Stephen John Rayner, 66, died in a fire at Woolston, Christchurch in July 2016. Photo / File

A woman didn't tell firefighters that her lover lived inside a burning building because she didn't want her mother-in-law to know.

A day after the July 2016 fire at a dilapidated flat that had been converted from a former Christchurch ice-cream cone factory, the body of 66-year-old Stephen John Rayner was found.

Tanya Brazukas, a coroner later discovered, had been in a secret relationship with Rayner and had been living in the Rutherford St, Woolston flat for nearly two months. She had been seeing him regularly at the flat but also living with her mother-in-law in the main residential area at the front of the property.

"She said she did not tell her mother-in-law […] about the relationship with Mr Rayner or the fact that he was living in the flat because, at the time, she (Ms T Brazukas) was still married to Ms [Gail] Brazukas' son," a coroner's report released this month says.

A police investigation into Rayner's death concluded no foul play and Coroner Anna Tutton now concluded that he died from the effects of fire after taking multiple sedative prescription drugs.

The fire broke out early on July 27, 2016, with emergency services getting the first call at 6.10am.

Two members of the public broke into the house and roused Tanya and Gail Brazukas who she lived with in the front of the large property.

"Both occupants advised that no one else was in or on the property," the coroner's report says.

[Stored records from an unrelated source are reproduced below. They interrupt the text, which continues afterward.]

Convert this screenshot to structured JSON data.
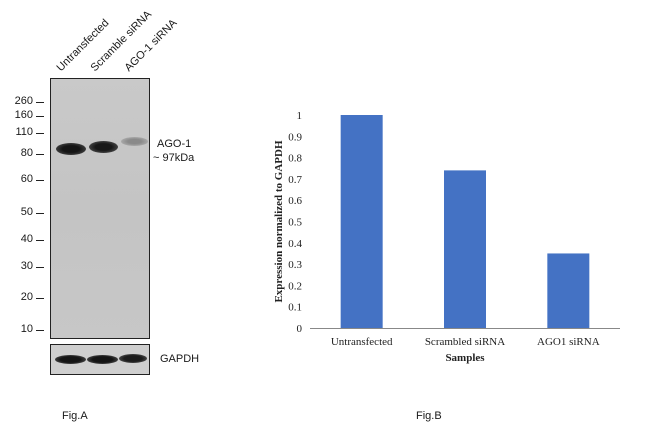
{
  "blot": {
    "lanes": [
      "Untransfected",
      "Scramble siRNA",
      "AGO-1 siRNA"
    ],
    "markers": [
      "260",
      "160",
      "110",
      "80",
      "60",
      "50",
      "40",
      "30",
      "20",
      "10"
    ],
    "target_label": "AGO-1",
    "target_size": "~ 97kDa",
    "loading_control": "GAPDH",
    "band_intensity": [
      1.0,
      0.9,
      0.45
    ],
    "fig_label": "Fig.A"
  },
  "chart_data": {
    "type": "bar",
    "categories": [
      "Untransfected",
      "Scrambled siRNA",
      "AGO1 siRNA"
    ],
    "values": [
      1.0,
      0.74,
      0.35
    ],
    "title": "",
    "xlabel": "Samples",
    "ylabel": "Expression normalized to GAPDH",
    "ylim": [
      0,
      1
    ],
    "yticks": [
      "0",
      "0.1",
      "0.2",
      "0.3",
      "0.4",
      "0.5",
      "0.6",
      "0.7",
      "0.8",
      "0.9",
      "1"
    ],
    "bar_color": "#4472c4",
    "grid": false,
    "legend": "none",
    "fig_label": "Fig.B"
  }
}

Firefighters put out the blaze but it wasn't until the following day when dampening down the scene that they found Rayner's remains.

When spoken to by Police initially, Tanya Brazukas lied about her relationship with Rayner and did not tell them she had been living at the flat or that she had been there with him on the evening of the fire.

The coroner's report says that Rayner had made a bed out of cushions in the locker room of the flat.

He used candles and a gas cooker and had recently told Brazukas that he had accidentally set himself on fire with the cooker.

The night before his death, the pair were at Woolston Tavern and, just before they left, Rayner took "about five little pills", which she believed to be halcion (triazolam) tablets.

When they got back to the flat, they had a couple of drinks and smoked together.

They used a candle for light and the gas cooker for warmth.

The two arranged to meet up the following morning and, when Brazukas left about 9pm, Rayner was in his bed, with the candle and cooker going.

Several witnesses reported to police that, at the time of the fire, they heard a male voice calling for help. The voice appeared to be coming from the rear of the property, then stopped.

Brazukas told police that, when she and her mother-in-law were "being rushed out of the house" at the time of the fire, someone asked whether there was anyone in the house and she said there was someone at the back, but she didn't think anyone heard her.

She said that once she got outside and saw that the flat "was gone", she knew no one could survive the fire.

She said she hoped Rayner had made it out, and she knew that no one would be able to check whether or not he was in there.

A fire investigator identified a number of possible causes, including that had been "deliberately lit by persons unknown"; accidental fire caused by smoking products, candle or gas cooker; or caused by the make-shift electrical supply.